En outre, dès le dépôt du dossier, l’association recevra de son adhérent la liste nominative du personnel avec les informations requises s’agissant du poste occupé et les conditions de capacité exigées pour celui-ci. Enfin, l’association vérifiera le respect par les membres et leur personnel des obligations de formation et de développement professionnel telles qu’elles existent déjà. La vérification des éléments justificatifs de conditions d’accès à la profession ainsi que de celles relatives à la capacité professionnelle et à la formation continue aura lieu au minimum tous les cinq ans. Les modalités de cette vérification sont libres et pourront varier s’agissant des justificatifs à fournir en fonction des associations ; l’ACPR aura cependant son mot à dire sur ces modalités lors de l’agrément de l’association.
On observera que les textes qui gouvernent la matière n’évoquent pas un contrôle de ses membres par l’association, mais une simple vérification qui doit intervenir tous les cinq ans. Il s’agit donc d’un pouvoir de vérification restreint au respect des seules conditions d’exercice de la profession ; l’association ne pourra donc obtenir d’autres informations que celles déjà évoquées ni fonder d’éventuelles poursuites sur des manquements ne résultant pas de leur absence. Cependant, l’association sera fondée à sanctionner, sous le contrôle du juge, le membre qui ne respecterait pas son code de bonne conduite.
Une mission d’accompagnement
Cette mission permettra aux courtiers d’être accompagnés dans l’utilisation des outils permettant de respecter leurs obligations. Les associations participeront ainsi à la formation de leurs membres, à la réalisation d’enquêtes statistiques permettant de rassembler les informations intéressant la profession et tiendront leurs membres informés des nouvelles réglementations les concernant.

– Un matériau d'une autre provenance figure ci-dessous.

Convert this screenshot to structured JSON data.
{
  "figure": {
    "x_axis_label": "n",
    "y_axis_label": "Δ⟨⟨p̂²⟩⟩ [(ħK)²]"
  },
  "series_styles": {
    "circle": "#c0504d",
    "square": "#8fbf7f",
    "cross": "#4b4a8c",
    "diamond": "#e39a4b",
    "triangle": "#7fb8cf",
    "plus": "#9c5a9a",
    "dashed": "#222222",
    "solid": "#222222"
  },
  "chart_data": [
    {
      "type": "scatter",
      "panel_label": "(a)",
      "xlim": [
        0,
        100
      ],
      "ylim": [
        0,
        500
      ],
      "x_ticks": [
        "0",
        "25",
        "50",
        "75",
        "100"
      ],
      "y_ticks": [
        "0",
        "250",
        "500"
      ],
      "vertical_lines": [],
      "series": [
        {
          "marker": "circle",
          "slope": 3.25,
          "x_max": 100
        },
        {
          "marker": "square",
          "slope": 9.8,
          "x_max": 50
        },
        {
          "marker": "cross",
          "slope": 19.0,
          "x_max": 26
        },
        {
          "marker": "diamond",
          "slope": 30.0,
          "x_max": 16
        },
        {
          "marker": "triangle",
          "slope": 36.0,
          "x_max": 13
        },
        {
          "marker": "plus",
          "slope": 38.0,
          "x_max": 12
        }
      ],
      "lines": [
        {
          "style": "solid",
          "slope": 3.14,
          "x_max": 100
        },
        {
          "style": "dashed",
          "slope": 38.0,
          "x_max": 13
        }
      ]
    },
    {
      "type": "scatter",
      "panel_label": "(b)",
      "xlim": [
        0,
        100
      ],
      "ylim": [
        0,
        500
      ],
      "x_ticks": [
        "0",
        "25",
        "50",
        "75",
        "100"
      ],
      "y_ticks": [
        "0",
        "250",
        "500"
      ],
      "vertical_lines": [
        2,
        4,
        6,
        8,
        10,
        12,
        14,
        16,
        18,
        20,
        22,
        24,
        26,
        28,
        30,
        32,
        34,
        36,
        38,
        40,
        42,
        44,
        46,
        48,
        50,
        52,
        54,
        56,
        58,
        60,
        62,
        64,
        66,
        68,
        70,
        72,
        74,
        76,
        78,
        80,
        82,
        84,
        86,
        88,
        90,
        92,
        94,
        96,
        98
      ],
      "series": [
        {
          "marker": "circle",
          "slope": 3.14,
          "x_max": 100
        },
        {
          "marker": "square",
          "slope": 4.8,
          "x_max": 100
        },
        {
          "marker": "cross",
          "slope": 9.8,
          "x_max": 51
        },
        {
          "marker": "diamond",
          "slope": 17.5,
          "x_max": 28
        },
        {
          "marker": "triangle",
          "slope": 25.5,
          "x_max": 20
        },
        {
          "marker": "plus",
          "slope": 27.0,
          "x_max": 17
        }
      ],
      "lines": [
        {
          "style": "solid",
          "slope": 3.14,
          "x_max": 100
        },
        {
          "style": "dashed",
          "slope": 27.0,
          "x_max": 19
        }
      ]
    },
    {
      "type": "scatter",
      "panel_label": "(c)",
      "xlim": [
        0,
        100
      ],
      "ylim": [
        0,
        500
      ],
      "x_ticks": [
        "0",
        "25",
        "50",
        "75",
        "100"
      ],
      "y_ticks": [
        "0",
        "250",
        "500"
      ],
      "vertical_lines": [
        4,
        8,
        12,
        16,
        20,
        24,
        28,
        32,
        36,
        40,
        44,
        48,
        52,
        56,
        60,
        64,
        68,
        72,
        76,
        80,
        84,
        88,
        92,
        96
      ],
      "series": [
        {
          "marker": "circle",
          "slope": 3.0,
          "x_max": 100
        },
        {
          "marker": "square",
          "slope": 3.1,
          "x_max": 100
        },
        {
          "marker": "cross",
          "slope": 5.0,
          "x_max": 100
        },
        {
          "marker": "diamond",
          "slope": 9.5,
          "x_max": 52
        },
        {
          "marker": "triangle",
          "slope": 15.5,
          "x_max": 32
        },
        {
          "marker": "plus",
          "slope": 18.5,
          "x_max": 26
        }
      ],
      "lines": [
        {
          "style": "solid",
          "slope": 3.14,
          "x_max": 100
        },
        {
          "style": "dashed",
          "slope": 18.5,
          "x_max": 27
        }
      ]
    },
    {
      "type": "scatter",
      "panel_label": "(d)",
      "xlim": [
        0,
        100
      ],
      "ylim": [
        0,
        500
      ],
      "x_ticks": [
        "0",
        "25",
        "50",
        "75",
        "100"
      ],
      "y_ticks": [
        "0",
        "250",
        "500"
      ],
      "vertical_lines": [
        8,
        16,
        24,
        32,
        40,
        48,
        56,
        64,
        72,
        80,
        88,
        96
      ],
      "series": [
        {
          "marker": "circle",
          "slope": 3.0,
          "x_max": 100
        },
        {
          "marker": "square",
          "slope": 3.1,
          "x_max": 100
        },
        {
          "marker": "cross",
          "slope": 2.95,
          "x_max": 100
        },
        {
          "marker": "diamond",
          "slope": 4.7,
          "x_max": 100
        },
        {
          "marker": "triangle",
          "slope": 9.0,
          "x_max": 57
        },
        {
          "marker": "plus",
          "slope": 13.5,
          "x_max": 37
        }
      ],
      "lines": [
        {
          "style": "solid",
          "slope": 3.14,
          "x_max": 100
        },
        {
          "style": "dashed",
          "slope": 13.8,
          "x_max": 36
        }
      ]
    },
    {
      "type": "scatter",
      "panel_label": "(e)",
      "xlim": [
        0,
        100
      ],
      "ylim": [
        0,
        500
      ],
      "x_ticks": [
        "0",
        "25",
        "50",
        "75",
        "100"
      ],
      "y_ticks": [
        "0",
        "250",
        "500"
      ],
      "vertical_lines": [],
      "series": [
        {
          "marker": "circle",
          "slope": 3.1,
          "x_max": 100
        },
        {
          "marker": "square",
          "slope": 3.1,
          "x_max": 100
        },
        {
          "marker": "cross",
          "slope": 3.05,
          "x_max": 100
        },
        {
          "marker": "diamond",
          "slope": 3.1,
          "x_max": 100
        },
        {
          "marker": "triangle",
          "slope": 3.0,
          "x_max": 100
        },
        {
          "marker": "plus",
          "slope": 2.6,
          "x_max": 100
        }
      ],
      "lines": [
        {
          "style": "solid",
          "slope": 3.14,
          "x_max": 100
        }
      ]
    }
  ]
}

C’est sans doute sur ce point que les professionnels de l’intermédiation de l’assurance se montreront le plus attentifs, puisqu’au-delà de cette organisation de la profession, ils pourront bénéficier d’un soutien non négligeable que seuls certains syndicats professionnels assuraient jusqu’à présent.
Ce sont les moyens matériels, mais surtout les ressources humaines qui permettront d’arrêter le choix de l’une des associations agréées qui étaient déjà sept en début d’année à avoir présenté leur candidature à l’ACPR.
1. Endya, CNCEF Assurance, Anacofi Courtage, CNCGP, VotrAsso, Afib-bancassurance et La Compagnie des IAS.